Performance-wise, each package scan completed within roughly 12 minutes on average, and total token consumption stayed below 1 M tokens per package, demonstrating feasibility for integration into continuous integration/continuous deployment (CI/CD) pipelines.

Limitations
The authors acknowledge several scope restrictions: (1) the framework does not analyze compiled extensions or native binaries, (2) it cannot detect purely dynamic vulnerabilities that require runtime execution or fuzzing, (3) supply‑chain attacks at the package distribution level are out of scope, and (4) adversarial code designed to evade LLM‑guided query synthesis is not evaluated. Moreover, the quality of the initial schema and few‑shot examples heavily influences the Query agent’s success, suggesting a need for domain‑specific prompt engineering.

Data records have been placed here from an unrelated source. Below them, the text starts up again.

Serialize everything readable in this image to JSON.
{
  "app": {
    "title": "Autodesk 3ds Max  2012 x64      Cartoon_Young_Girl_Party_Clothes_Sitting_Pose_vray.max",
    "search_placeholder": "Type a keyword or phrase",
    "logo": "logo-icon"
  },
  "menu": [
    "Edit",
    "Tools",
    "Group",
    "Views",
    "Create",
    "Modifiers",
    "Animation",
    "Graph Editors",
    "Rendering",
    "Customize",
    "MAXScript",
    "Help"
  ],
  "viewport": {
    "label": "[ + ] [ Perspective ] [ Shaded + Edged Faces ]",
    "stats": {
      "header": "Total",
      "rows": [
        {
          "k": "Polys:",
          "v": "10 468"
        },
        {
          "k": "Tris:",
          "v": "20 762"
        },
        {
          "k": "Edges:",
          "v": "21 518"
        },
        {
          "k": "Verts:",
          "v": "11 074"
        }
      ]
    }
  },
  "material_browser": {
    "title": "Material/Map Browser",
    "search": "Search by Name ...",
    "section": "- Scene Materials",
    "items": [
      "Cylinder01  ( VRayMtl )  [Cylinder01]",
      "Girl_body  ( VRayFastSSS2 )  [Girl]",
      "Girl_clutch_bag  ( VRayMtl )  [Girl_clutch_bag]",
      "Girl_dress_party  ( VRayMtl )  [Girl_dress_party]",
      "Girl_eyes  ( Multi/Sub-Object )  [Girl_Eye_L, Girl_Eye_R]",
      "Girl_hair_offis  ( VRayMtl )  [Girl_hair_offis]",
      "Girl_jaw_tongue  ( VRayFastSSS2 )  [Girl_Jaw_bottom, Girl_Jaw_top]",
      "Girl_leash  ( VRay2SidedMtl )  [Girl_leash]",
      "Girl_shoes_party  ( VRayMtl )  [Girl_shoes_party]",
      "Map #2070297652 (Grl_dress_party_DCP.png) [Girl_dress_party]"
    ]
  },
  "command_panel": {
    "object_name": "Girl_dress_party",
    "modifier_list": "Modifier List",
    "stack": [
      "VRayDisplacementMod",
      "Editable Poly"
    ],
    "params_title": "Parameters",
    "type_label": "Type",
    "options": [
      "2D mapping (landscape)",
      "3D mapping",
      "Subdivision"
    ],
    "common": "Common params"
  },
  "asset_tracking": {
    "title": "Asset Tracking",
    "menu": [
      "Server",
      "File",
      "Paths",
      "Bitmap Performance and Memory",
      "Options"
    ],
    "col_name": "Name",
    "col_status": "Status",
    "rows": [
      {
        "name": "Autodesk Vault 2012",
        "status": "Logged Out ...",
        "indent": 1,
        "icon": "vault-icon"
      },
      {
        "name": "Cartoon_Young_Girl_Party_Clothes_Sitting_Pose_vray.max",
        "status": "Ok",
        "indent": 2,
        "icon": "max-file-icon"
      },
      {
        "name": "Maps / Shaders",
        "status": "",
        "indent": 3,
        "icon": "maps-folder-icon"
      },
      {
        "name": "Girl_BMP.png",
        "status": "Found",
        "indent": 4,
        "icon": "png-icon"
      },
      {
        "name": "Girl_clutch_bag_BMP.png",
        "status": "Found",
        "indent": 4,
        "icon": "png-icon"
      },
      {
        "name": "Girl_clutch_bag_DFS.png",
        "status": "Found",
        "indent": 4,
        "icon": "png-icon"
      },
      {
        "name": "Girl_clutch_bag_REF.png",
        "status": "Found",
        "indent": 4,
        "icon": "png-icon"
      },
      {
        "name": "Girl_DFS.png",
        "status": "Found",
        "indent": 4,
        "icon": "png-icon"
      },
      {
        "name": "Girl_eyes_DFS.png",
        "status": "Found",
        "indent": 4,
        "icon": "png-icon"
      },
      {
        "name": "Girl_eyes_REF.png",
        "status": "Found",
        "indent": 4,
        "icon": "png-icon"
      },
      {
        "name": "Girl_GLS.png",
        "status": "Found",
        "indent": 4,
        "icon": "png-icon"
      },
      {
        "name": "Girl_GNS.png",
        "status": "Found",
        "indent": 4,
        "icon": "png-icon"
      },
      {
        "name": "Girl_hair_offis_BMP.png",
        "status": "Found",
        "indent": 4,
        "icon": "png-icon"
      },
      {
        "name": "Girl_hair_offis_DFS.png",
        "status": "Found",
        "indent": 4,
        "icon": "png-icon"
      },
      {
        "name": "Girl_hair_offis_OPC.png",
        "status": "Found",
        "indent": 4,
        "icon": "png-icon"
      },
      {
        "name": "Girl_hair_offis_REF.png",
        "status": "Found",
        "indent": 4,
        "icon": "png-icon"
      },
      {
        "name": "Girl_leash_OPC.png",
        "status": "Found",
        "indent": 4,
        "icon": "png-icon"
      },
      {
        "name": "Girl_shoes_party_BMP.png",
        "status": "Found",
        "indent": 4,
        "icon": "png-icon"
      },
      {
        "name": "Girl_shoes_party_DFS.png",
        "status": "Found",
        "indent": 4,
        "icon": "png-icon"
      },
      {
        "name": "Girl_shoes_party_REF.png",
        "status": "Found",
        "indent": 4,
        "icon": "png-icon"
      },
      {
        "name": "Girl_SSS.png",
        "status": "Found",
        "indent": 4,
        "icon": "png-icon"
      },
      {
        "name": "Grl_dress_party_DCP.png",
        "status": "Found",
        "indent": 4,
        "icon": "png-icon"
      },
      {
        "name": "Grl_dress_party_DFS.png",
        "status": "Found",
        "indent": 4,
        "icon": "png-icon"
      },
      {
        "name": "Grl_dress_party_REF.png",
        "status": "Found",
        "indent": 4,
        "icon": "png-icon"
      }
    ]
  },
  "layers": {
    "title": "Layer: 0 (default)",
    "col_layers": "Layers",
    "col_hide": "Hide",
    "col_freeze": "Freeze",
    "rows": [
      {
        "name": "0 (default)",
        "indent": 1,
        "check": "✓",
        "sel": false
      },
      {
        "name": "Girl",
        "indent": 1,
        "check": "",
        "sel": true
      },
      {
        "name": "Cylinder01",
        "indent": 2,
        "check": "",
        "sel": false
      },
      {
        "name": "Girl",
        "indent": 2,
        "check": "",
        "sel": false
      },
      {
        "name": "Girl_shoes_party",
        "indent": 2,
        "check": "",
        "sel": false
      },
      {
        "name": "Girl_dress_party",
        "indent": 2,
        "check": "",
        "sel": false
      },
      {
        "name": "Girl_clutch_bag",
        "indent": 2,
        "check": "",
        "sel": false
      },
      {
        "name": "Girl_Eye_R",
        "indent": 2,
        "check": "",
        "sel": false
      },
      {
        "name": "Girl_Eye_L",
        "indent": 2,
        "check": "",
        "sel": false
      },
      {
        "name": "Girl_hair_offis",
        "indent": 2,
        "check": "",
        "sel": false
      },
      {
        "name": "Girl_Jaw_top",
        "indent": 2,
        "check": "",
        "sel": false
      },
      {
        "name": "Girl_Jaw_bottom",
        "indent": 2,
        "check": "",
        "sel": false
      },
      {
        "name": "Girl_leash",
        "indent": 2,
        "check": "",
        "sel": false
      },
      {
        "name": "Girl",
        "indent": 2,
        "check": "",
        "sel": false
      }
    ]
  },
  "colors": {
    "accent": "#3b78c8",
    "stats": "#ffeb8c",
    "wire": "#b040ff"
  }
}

Contributions and Future Work
QRS’s primary contribution is the demonstration that LLMs can be used not only for post‑processing but for the generation of precise static analysis queries, followed by automated semantic validation and evidence‑based sanitization. This neuro‑symbolic triad yields higher precision and recall than either pure SAST or pure LLM approaches. Future directions include extending support to other CodeQL‑supported languages (C/C++, Java, Go, JavaScript), integrating binary analysis for native extensions, developing defenses against adversarial evasion, and conducting large‑scale production trials in enterprise CI/CD environments.

In summary, QRS showcases a practical, scalable, and cost‑effective method for autonomous vulnerability discovery that bridges the gap between handcrafted static analysis rules and the semantic reasoning power of modern LLMs, offering a promising path forward for securing open‑source software supply chains.